The subtitle of Wolfgang Rihm’s Das Gehege is A nocturnal scene: a setting of the final scene from Botho Strauss’s Schlußchor. This three-part theatre piece was written for Bayerische Staatsoper as a companion piece to the one-act opera Salome by Richard Strauss based on Oscar Wilde. With ironic detachment, Rihm stages a monodrama interspersed with orchestral interludes, which borrows some of the motifs from Salome and contains many other allusions to German theatre, music and history. There are echoes of the German national anthem as well as Beethoven’s Ninth, which was ever-present at the time of reunification. The protagonist of the play was born in the GDR and is a supporter of the monarchy. On the historic night of the fall of the Berlin Wall on 9 November 1989, she comes into conflict with herself and her dreams – symbolised by the eagle as the German heraldic animal – full of yearning and anger, until there is nothing left of the erotic, national euphoria of reunification.

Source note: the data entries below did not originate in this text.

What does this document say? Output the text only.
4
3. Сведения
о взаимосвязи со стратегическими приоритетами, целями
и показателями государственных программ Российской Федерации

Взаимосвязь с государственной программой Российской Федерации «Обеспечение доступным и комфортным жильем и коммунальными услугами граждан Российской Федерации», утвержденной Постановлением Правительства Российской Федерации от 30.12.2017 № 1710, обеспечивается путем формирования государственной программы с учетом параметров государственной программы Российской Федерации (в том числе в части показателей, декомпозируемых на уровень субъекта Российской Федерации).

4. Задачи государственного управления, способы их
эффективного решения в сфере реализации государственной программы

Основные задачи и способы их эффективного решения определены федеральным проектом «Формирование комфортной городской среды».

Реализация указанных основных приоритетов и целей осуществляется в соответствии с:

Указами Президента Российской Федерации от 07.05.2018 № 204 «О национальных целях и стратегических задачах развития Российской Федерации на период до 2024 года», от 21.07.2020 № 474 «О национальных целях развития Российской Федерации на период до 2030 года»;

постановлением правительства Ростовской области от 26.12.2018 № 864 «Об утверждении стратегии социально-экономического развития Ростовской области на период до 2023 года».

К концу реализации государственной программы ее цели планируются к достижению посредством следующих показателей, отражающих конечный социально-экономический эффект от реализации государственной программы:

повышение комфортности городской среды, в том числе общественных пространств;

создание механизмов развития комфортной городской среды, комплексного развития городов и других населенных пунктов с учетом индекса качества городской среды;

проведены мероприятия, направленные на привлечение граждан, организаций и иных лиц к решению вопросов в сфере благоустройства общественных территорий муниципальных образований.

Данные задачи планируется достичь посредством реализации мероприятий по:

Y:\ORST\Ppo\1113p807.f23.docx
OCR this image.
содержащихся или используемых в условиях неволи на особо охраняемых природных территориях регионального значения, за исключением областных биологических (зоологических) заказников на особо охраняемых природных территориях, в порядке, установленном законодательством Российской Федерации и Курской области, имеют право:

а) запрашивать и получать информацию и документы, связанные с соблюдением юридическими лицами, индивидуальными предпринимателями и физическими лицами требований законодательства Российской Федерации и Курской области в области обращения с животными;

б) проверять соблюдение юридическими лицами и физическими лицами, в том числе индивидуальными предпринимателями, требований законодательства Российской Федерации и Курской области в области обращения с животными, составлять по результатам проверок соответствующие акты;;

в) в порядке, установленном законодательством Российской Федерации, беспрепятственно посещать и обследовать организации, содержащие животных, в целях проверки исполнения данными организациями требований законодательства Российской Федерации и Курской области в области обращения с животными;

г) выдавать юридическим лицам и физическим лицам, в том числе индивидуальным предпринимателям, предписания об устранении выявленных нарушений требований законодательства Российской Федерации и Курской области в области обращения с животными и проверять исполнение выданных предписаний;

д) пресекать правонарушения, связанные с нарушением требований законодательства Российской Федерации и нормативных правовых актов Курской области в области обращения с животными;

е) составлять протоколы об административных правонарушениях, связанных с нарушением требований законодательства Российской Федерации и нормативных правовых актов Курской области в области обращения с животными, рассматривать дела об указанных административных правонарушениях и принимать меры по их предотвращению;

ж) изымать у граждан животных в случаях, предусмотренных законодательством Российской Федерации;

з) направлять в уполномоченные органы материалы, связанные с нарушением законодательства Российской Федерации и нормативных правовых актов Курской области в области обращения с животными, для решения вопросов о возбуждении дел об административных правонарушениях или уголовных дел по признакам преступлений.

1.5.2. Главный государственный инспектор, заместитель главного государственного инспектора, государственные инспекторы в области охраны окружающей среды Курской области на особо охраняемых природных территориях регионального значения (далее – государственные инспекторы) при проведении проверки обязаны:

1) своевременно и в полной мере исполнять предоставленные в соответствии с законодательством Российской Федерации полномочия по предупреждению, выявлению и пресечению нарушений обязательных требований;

After Rihm’s Gehege with dramatic soprano Vida Miknevičiūtė, who is already well-known to Philharmoniker audiences, Simone Young presents Anton Bruckner’s Second Symphony. The Australian conductor has opted for the uncompromising original version from 1872, which is technically more demanding and around ten minutes longer. It shows a composer full of determination and fervour, setting out to conquer the musical world. Although his full recognition as a symphonist was yet to come, the premiere of the Second, which Bruckner conducted himself at the end of the Vienna World’s Fair, was one of his few triumphs in the Austrian capital.